The publishing stage
This is the easy part because this is traditionally what teachers have seen as the role of the computer, which the iPad is just the next version of. What I want to see happening is a variety of publishing media, beyond the old Word/Publisher/Powerpoint triad ( and not just because I’m anti-Microsoft!). Spielberg, Disney and Pixar haven’t published a novel between them but are probably the greatest story tellers of the last century. THere’s more to writing than the written word. Think beyond purely written text as publishing options.
- Movies and video slideshows created with iMovie,Animoto, Vimeo, or posted to YouTube
- graphic novels made with Comic Life or Strip Designer,
- Animated stories created with Toontastic , PuppetPals, SockPuppets
- ebooks using Creative Book Builder, Book Creator for iPad, Composer
- photo stories designed in Blurb Mobile, ScrapPad, SonicPics, VoiceThread
- and of course traditional publishing apps like Pages, Keynote and Office Compatible apps like Office2 HD and QuickOffice
Many of these apps also provide opportunities for increasing audience for writers as well, with their integration with online services. This is another incentive for increasing writing quality and desire.

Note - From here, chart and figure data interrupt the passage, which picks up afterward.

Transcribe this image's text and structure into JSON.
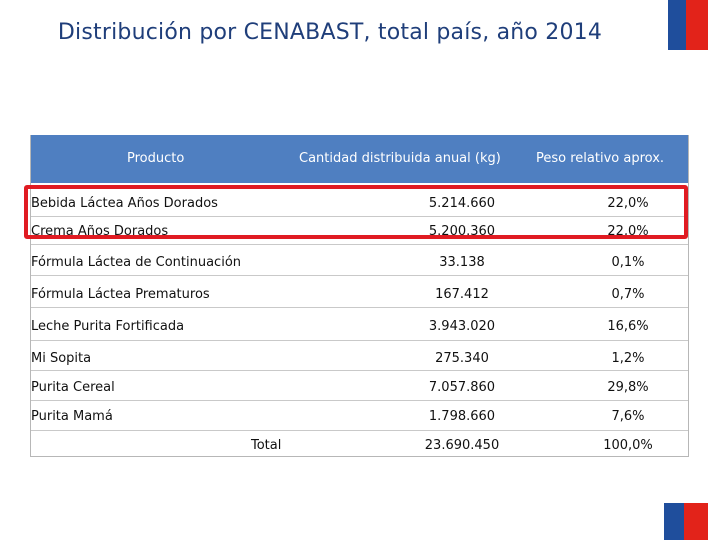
{
  "title": "Distribución por CENABAST, total país, año 2014",
  "table": {
    "headers": {
      "product": "Producto",
      "quantity": "Cantidad distribuida anual (kg)",
      "weight": "Peso relativo aprox."
    },
    "rows": [
      {
        "product": "Bebida Láctea Años Dorados",
        "quantity": "5.214.660",
        "weight": "22,0%"
      },
      {
        "product": "Crema Años Dorados",
        "quantity": "5.200.360",
        "weight": "22,0%"
      },
      {
        "product": "Fórmula Láctea de Continuación",
        "quantity": "33.138",
        "weight": "0,1%"
      },
      {
        "product": "Fórmula Láctea Prematuros",
        "quantity": "167.412",
        "weight": "0,7%"
      },
      {
        "product": "Leche Purita Fortificada",
        "quantity": "3.943.020",
        "weight": "16,6%"
      },
      {
        "product": "Mi Sopita",
        "quantity": "275.340",
        "weight": "1,2%"
      },
      {
        "product": "Purita Cereal",
        "quantity": "7.057.860",
        "weight": "29,8%"
      },
      {
        "product": "Purita Mamá",
        "quantity": "1.798.660",
        "weight": "7,6%"
      }
    ],
    "total": {
      "label": "Total",
      "quantity": "23.690.450",
      "weight": "100,0%"
    }
  },
  "colors": {
    "header_bg": "#4f7fc1",
    "title": "#1f3e7a",
    "highlight": "#e01b22",
    "flag_blue": "#1f4e9c",
    "flag_red": "#e2231a"
  }
}
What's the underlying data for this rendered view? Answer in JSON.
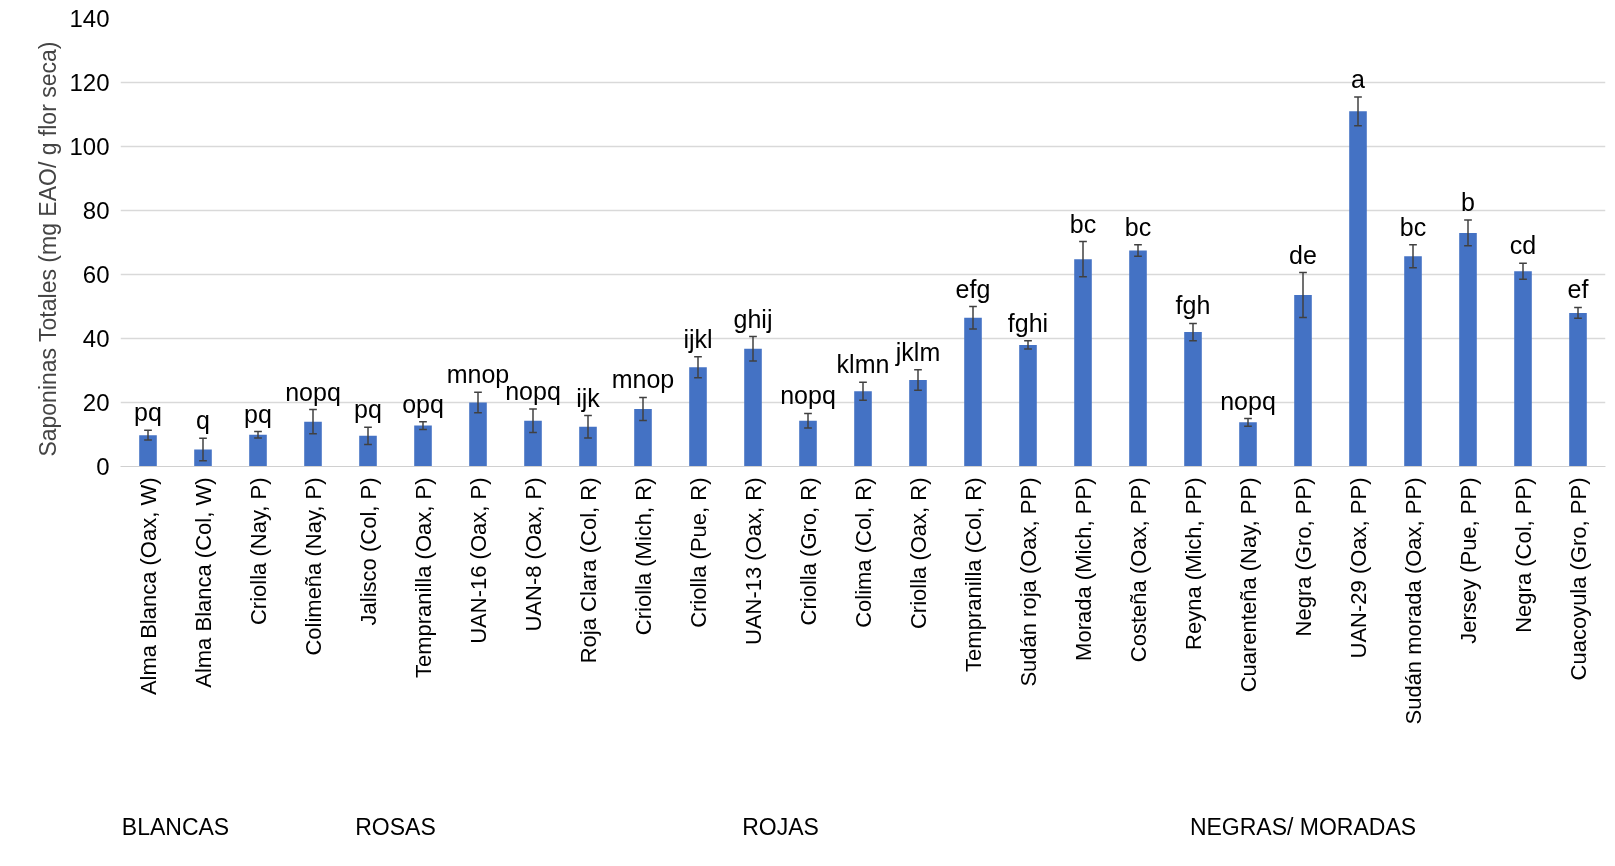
{
  "chart_data": {
    "type": "bar",
    "ylabel": "Saponinas  Totales  (mg EAO/ g flor seca)",
    "categories": [
      "Alma Blanca (Oax, W)",
      "Alma Blanca (Col, W)",
      "Criolla (Nay, P)",
      "Colimeña (Nay, P)",
      "Jalisco (Col, P)",
      "Tempranilla (Oax, P)",
      "UAN-16 (Oax, P)",
      "UAN-8 (Oax, P)",
      "Roja Clara (Col, R)",
      "Criolla (Mich, R)",
      "Criolla (Pue, R)",
      "UAN-13 (Oax, R)",
      "Criolla (Gro, R)",
      "Colima (Col, R)",
      "Criolla (Oax, R)",
      "Tempranilla (Col, R)",
      "Sudán roja (Oax, PP)",
      "Morada (Mich, PP)",
      "Costeña (Oax, PP)",
      "Reyna (Mich, PP)",
      "Cuarenteña (Nay, PP)",
      "Negra (Gro, PP)",
      "UAN-29 (Oax, PP)",
      "Sudán morada (Oax, PP)",
      "Jersey (Pue, PP)",
      "Negra (Col, PP)",
      "Cuacoyula (Gro, PP)"
    ],
    "values": [
      9.8,
      5.3,
      9.9,
      14,
      9.6,
      12.8,
      20,
      14.3,
      12.4,
      18,
      31,
      36.8,
      14.3,
      23.5,
      27,
      46.5,
      38,
      64.8,
      67.5,
      42,
      13.8,
      53.6,
      111,
      65.7,
      73,
      61,
      48
    ],
    "errors": [
      1.5,
      3.5,
      1,
      3.8,
      2.7,
      1.2,
      3.2,
      3.7,
      3.5,
      3.6,
      3.3,
      3.8,
      2.3,
      2.8,
      3.2,
      3.5,
      1.3,
      5.5,
      1.8,
      2.7,
      1.2,
      7,
      4.5,
      3.6,
      4,
      2.5,
      1.7
    ],
    "value_labels": [
      "pq",
      "q",
      "pq",
      "nopq",
      "pq",
      "opq",
      "mnop",
      "nopq",
      "ijk",
      "mnop",
      "ijkl",
      "ghij",
      "nopq",
      "klmn",
      "jklm",
      "efg",
      "fghi",
      "bc",
      "bc",
      "fgh",
      "nopq",
      "de",
      "a",
      "bc",
      "b",
      "cd",
      "ef"
    ],
    "color": "#4472c4",
    "ylim": [
      0,
      140
    ],
    "yticks": [
      0,
      20,
      40,
      60,
      80,
      100,
      120,
      140
    ],
    "grid": "y",
    "annotations": [
      "BLANCAS",
      "ROSAS",
      "ROJAS",
      "NEGRAS/ MORADAS"
    ]
  }
}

Of course, all of this is pointless if we don’t have teaching and learning strategies in place. The apps don’t create the text. But they do make teaching writing and writing itself a better experience. Naturally, this all just my opinion. I have no Masters in Literacy as an authoritative stamp on this post. I have taught writing, though, for 25 years and written songs, stories, information texts, Maths programs and opinion pieces over that time. From experience, computers have made me a better writer. The iPad can take me to another level. As teachers of writing, we have to move into the new millenium. What do you think?